What is life? The very term is so often tossed around in all registers of speech, from lay to scientific, that a precise definition is difficult to furnish. That is, when presented with a sample of matter, we as humans can quite confidently point to it and declare it as living or non-living based on our experiences interacting with living organisms. However, we are at a loss when asked to elucidate the exact conditions that must be present – and all must be present in order to meet standards of logical rigor – for life to exist. There are a few obvious ones, such as all living things intake and process energy, as well as reproduce. However there are a few sketchier ones such as a criterion postulated in the late 1970s that all life must reproduce without host organisms. This condition would bar viruses from the sphere of living organisms, and to this day, biologists hotly debate whether viruses and viroids should be considered as living. Of course, the whole debate on viruses is just one issue, but if virus-like organisms were to be found somewhere in the cosmos, would extraterrestrial life exist?
It is possible, however, to avoid the whole mess of assigning criteria for living organisms by simply postulating some alternate biochemistries and then accepting whatever peculiar forms of existence may result. In essence, we’d be creating models here: switching a few parameters (like have silicon take the place of carbon, or hydrogen sulfide as the universal solvent in place of water), observing how the system responds to such changes, and then go about our whole process of assigning criteria.

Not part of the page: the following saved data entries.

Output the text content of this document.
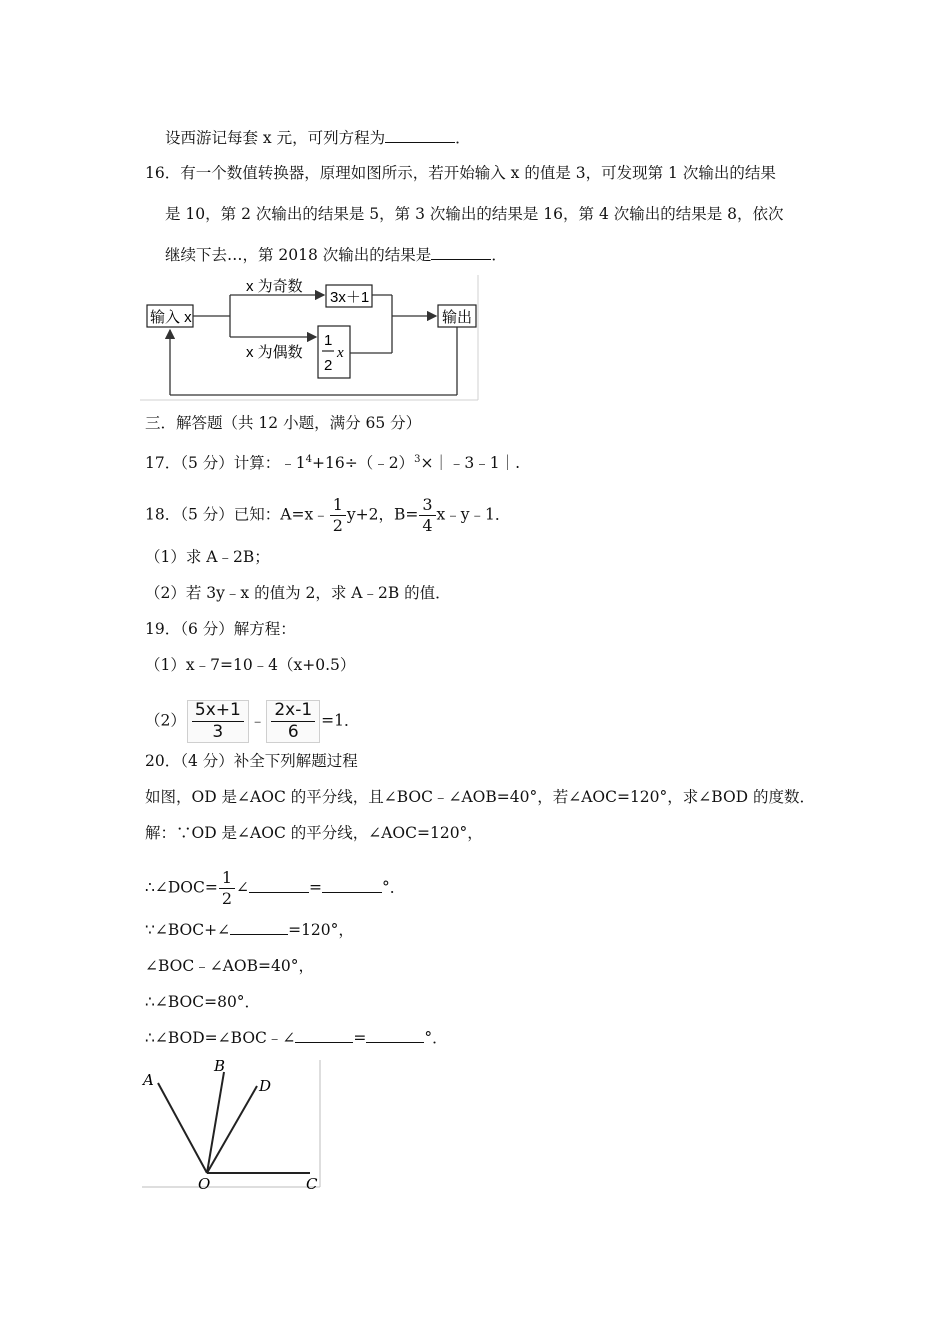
设西游记每套 x 元，可列方程为	．
16．有一个数值转换器，原理如图所示，若开始输入 x 的值是 3，可发现第 1 次输出的结果
是 10，第 2 次输出的结果是 5，第 3 次输出的结果是 16，第 4 次输出的结果是 8，依次
继续下去…，第 2018 次输出的结果是	．
输入 x
x 为奇数
x 为偶数
3x＋1
1
2
x
输出
三．解答题（共 12 小题，满分 65 分）
17．（5 分）计算：$﹣1^4+16\div(﹣2)^3\times|﹣3﹣1|$.
18．（5 分）已知：A=x﹣ $\frac{1}{2} y+2$，$B= \frac{3}{4}$ x﹣y﹣1．
（1）求 A﹣2B；
（2）若 3y﹣x 的值为 2，求 A﹣2B 的值．
19．（6 分）解方程：
（1）x﹣7=10﹣4（x+0.5）
$(2) \frac{5x+1}{3}$ ﹣ $\frac{2x-1}{6} =1$．
20．（4 分）补全下列解题过程
如图，OD 是∠AOC 的平分线，且∠BOC﹣∠AOB=40°，若∠AOC=120°，求∠BOD 的度数．
解：∵OD 是∠AOC 的平分线，∠AOC=120°，
∴∠DOC= $\frac{1}{2}$ ∠	=	°．
∵∠BOC+∠	=120°，
∠BOC﹣∠AOB=40°，
∴∠BOC=80°．
∴∠BOD=∠BOC﹣∠	=	°．
A
B
D
O	C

However, such a process involves a fatal flaw in our reasoning: namely, our assuming that life has to follow the chemistry presented here on Earth.
The very act of postulating alternate biochemistries assumes that alien life must follow a set of prescribed rules observable here on Earth: that the diverse combination of and interaction among chemical elements in our known Periodic Table underlies life. As basic a principle this may be, according to logical standards such a statement is not an axiom but an a priori statement. That is, without observing other worlds, we assert that we already know the principles that undergird life. However, it is entirely possible that a novel form of life exists that does not even require organic elements, much less atoms at all. Just look at the alien short story ‘Meat.’ What if aliens were composed of both cyber electronics and organic matter, and the ratio happened to be skewed towards electronics? Would they still be considered living forms? Most of us would say no, but biologists would have a field day, arguing back and forth over the extent to which we can be ‘wires and switches’ and yet still be considered living creatures.

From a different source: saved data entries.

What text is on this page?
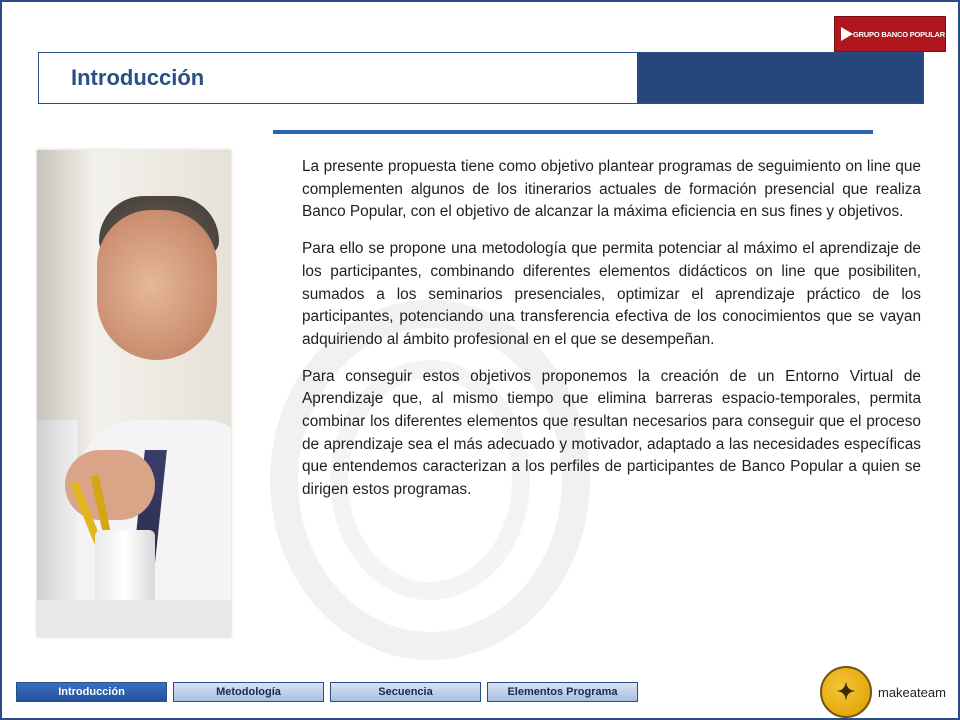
GRUPO BANCO POPULAR
Introducción

La presente propuesta tiene como objetivo plantear programas de seguimiento on line que complementen algunos de los itinerarios actuales de formación presencial que realiza Banco Popular, con el objetivo de alcanzar la máxima eficiencia en sus fines y objetivos.

Para ello se propone una metodología que permita potenciar al máximo el aprendizaje de los participantes, combinando diferentes elementos didácticos on line que posibiliten, sumados a los seminarios presenciales, optimizar el aprendizaje práctico de los participantes, potenciando una transferencia efectiva de los conocimientos que se vayan adquiriendo al ámbito profesional en el que se desempeñan.

Para conseguir estos objetivos proponemos la creación de un Entorno Virtual de Aprendizaje que, al mismo tiempo que elimina barreras espacio-temporales, permita combinar los diferentes elementos que resultan necesarios para conseguir que el proceso de aprendizaje sea el más adecuado y motivador, adaptado a las necesidades específicas que entendemos caracterizan a los perfiles de participantes de Banco Popular a quien se dirigen estos programas.

Introducción	Metodología	Secuencia	Elementos Programa	✦ makeateam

Moreover, as ironic as this may seem, our living our whole lives on planet Earth proves detrimental to any creative efforts in wondering about alien life. The continual observation of organisms that operate to a so-called ‘Earth paradigm’ has permanently etched into our minds the prejudice that the ‘Earth paradigm’ is the preferred model by which life evolves. This is merely a case of classical bias, in which our minds are trapped to reason and think a certain way. There is no evidence whatsoever that the ‘Earth’ paradigm – or to a broader extent, the chemical paradigm – must be preferred.
In the end, though, I guess my arguments are simply beating around the bush. If I were to break standards of rigor and wander into my own fantasies, alien life would not even be contained in discrete organisms. Rather, living organisms would be superseded by living systems, vibrating self-contained environments of matter that behaved a single unit albeit scattered physically throughout some vital medium akin to qi, or the Chinese perception of ‘life force.’ If this sounds strange, it’s supposed so. Welcome to my imagination.